The runs use the default setup described in the section below.

eva trains the decoder on the "train" split and uses the "validation" split for monitoring, early stopping and checkpoint selection. Evaluation results are reported on the "test" split if available and otherwise on the "validation" split.

For details on the FM-backbones and instructions to replicate the results, check out Replicate evaluations. For information on the tasks, check out Datasets.

Evaluation protocol

eva uses a task- & model-independent and fixed default set up which closely follows the standard evaluation protocol proposed by [1] (with adjustments for slide-level tasks to ensure convergence and computational efficiency).

We selected this approach to prioritize reliable, robust and fair FM-evaluation while being in line with common literature.

WSI patch-level classification tasks WSI slide-level classification tasks WSI patch-level segmentation tasks
Backbone frozen frozen frozen
Head single layer MLP ABMIL Mult-stage convolutional
Dropout 0.0 0.0 0.0
Hidden activation function n/a ReLU n/a
Output activation function none none none
Number of steps 12,500 12,500 (2) 2,000
Base batch size 4,096 (1) 32 64
Base learning rate 0.01 (1) 0.001 0.0001
Early stopping 5% * [Max epochs] 10% * [Max epochs] (3) 10% * [Max epochs] (3)
Optimizer SGD AdamW AdamW
Momentum 0.9 n/a n/a
Weight Decay 0.0 n/a n/a
betas n/a [0.9, 0.999] [0.9, 0.999]
LR Schedule Cosine without warmup Cosine without warmup PolynomialLR
Loss Cross entropy Cross entropy Dice
number of patches per slide 1 dataset specific (4) dataset specific (4)

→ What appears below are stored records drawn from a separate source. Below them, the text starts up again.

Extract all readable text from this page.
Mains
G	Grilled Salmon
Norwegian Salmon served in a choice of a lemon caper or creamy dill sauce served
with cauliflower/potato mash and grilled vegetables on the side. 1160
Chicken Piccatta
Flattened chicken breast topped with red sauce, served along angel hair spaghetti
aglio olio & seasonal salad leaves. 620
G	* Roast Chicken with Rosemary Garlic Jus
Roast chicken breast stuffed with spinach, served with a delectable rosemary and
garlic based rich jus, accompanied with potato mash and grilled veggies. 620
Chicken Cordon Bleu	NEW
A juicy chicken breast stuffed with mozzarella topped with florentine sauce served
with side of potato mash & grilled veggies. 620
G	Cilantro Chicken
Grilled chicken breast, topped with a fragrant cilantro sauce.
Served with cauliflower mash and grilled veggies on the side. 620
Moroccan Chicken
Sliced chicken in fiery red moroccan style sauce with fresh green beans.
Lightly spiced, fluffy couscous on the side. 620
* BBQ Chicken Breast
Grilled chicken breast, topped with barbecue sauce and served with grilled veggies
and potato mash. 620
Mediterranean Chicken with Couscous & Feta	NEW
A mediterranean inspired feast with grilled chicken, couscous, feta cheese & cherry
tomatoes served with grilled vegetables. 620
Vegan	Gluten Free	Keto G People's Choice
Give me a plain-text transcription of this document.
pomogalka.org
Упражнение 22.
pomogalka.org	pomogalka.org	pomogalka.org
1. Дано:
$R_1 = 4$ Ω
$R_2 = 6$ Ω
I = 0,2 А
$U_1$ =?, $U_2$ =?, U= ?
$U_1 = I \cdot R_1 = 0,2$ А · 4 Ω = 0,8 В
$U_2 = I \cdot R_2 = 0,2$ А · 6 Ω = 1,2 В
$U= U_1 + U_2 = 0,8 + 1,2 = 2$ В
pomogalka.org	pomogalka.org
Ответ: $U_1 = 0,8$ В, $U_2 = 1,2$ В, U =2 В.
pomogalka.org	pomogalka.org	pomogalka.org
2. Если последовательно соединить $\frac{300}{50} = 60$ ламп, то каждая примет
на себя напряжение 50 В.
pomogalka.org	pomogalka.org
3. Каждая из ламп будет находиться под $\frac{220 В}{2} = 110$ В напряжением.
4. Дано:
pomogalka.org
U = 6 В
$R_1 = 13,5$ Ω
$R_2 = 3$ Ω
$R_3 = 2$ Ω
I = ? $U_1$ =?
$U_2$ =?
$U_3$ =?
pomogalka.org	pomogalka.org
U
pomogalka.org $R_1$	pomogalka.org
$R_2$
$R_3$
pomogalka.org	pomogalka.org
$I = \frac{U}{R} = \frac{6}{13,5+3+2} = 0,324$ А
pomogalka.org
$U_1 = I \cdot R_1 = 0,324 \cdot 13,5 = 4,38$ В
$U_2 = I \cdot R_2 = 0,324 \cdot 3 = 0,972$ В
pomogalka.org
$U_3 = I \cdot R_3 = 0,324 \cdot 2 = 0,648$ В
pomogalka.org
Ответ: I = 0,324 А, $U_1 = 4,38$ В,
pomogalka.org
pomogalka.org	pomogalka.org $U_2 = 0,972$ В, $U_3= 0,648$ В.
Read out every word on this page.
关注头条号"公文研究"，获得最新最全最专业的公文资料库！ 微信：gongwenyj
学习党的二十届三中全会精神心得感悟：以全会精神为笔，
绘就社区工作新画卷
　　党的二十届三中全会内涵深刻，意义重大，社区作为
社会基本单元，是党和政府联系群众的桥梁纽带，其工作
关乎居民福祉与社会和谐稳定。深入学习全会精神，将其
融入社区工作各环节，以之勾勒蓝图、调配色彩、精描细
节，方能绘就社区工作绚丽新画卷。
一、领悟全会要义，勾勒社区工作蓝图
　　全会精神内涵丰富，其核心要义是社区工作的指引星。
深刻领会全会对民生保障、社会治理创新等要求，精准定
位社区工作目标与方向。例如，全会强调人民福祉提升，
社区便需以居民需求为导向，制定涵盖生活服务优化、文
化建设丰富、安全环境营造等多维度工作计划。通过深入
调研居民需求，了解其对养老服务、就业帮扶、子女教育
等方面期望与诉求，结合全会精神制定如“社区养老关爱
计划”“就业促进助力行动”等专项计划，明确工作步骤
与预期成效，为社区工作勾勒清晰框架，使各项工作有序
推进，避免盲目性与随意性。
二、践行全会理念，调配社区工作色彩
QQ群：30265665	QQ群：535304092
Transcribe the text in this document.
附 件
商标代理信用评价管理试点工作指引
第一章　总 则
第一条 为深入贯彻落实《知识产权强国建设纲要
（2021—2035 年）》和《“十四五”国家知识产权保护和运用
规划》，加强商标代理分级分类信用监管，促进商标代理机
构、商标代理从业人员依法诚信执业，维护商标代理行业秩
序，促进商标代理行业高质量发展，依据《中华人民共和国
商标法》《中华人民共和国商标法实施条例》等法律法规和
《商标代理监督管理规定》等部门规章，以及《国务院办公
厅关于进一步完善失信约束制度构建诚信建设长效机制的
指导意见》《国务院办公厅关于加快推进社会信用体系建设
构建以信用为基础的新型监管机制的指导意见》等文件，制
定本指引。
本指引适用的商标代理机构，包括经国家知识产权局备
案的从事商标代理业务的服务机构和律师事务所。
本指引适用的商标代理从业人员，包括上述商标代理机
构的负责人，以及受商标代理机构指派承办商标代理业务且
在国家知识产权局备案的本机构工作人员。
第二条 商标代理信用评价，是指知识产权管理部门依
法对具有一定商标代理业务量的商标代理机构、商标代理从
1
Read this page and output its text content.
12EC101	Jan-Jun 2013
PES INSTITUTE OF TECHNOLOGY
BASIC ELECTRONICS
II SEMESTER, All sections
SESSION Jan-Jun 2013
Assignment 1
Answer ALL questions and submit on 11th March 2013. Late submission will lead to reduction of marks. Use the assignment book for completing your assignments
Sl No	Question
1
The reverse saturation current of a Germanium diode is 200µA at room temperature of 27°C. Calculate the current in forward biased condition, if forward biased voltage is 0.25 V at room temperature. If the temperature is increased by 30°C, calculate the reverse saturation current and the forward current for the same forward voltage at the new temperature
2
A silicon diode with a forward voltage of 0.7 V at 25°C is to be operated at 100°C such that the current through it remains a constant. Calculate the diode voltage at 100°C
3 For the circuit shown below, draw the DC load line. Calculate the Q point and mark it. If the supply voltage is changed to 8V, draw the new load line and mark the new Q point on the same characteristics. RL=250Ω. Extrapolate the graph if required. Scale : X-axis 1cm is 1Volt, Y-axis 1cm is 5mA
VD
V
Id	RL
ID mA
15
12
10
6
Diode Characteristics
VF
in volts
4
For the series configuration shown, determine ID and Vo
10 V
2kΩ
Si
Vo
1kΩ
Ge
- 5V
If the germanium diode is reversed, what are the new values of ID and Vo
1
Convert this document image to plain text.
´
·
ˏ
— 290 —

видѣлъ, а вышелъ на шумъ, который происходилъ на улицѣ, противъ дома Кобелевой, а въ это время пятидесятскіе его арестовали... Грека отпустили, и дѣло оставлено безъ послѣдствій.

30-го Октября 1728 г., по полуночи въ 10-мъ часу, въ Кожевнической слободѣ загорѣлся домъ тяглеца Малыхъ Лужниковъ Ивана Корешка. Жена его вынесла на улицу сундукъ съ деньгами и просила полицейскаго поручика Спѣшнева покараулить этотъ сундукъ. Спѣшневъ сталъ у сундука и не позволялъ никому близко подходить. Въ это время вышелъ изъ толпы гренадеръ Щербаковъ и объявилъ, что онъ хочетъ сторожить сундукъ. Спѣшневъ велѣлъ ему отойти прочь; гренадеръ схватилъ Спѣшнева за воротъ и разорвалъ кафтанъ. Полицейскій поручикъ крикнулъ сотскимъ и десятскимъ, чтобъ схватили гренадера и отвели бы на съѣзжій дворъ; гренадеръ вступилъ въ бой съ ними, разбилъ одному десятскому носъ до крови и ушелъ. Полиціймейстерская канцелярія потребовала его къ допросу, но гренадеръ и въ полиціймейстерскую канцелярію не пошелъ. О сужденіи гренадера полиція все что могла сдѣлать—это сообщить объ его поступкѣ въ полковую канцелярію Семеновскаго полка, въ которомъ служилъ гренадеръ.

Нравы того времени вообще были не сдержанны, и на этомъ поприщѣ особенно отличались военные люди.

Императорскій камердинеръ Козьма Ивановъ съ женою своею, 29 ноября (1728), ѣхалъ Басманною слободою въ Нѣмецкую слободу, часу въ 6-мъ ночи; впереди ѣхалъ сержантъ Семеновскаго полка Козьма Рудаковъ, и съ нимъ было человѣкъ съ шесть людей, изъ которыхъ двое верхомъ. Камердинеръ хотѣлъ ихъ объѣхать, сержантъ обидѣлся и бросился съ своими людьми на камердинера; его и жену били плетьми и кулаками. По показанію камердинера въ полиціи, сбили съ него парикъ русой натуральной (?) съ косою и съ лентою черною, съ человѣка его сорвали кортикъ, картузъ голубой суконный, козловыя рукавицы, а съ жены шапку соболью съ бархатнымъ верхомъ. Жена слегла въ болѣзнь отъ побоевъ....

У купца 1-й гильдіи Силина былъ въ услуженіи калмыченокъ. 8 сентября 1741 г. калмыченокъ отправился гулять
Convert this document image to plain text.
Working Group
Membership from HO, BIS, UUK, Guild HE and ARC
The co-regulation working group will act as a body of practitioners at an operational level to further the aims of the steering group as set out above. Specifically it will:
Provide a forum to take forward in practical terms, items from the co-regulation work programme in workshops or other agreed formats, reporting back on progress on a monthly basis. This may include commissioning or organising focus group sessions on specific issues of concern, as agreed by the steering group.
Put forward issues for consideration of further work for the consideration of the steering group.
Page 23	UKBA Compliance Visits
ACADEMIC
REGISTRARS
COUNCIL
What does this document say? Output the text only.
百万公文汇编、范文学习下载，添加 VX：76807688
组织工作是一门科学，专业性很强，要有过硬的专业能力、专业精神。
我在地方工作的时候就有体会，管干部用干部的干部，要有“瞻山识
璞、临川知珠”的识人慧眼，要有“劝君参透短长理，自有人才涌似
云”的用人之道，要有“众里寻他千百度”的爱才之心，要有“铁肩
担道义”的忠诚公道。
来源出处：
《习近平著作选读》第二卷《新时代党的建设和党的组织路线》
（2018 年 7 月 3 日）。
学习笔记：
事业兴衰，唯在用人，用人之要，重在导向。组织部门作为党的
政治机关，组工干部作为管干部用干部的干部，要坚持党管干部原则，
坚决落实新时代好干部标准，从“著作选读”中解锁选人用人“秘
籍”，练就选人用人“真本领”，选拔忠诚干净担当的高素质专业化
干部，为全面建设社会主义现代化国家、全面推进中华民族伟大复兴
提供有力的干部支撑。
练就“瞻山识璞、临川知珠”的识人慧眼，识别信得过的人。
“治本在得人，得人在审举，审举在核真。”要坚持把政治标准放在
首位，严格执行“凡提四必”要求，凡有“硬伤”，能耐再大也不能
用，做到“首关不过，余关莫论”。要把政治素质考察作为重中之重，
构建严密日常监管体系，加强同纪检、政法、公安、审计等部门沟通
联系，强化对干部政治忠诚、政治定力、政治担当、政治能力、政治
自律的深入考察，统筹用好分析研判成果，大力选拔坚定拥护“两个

(1) For smaller datasets (e.g. BACH with 400 samples) we reduce the batch size to 256 and scale the learning rate accordingly.

(2) Upper cap at a maximum of 100 epochs.

(3) Lower cap at a minimum of 8 epochs.

(4) Number of patches per slide depends on task and slide size. E.g. for PANDA and Camelyon16 we use a max of 1,000 and 10,000 random patches per slide respectively.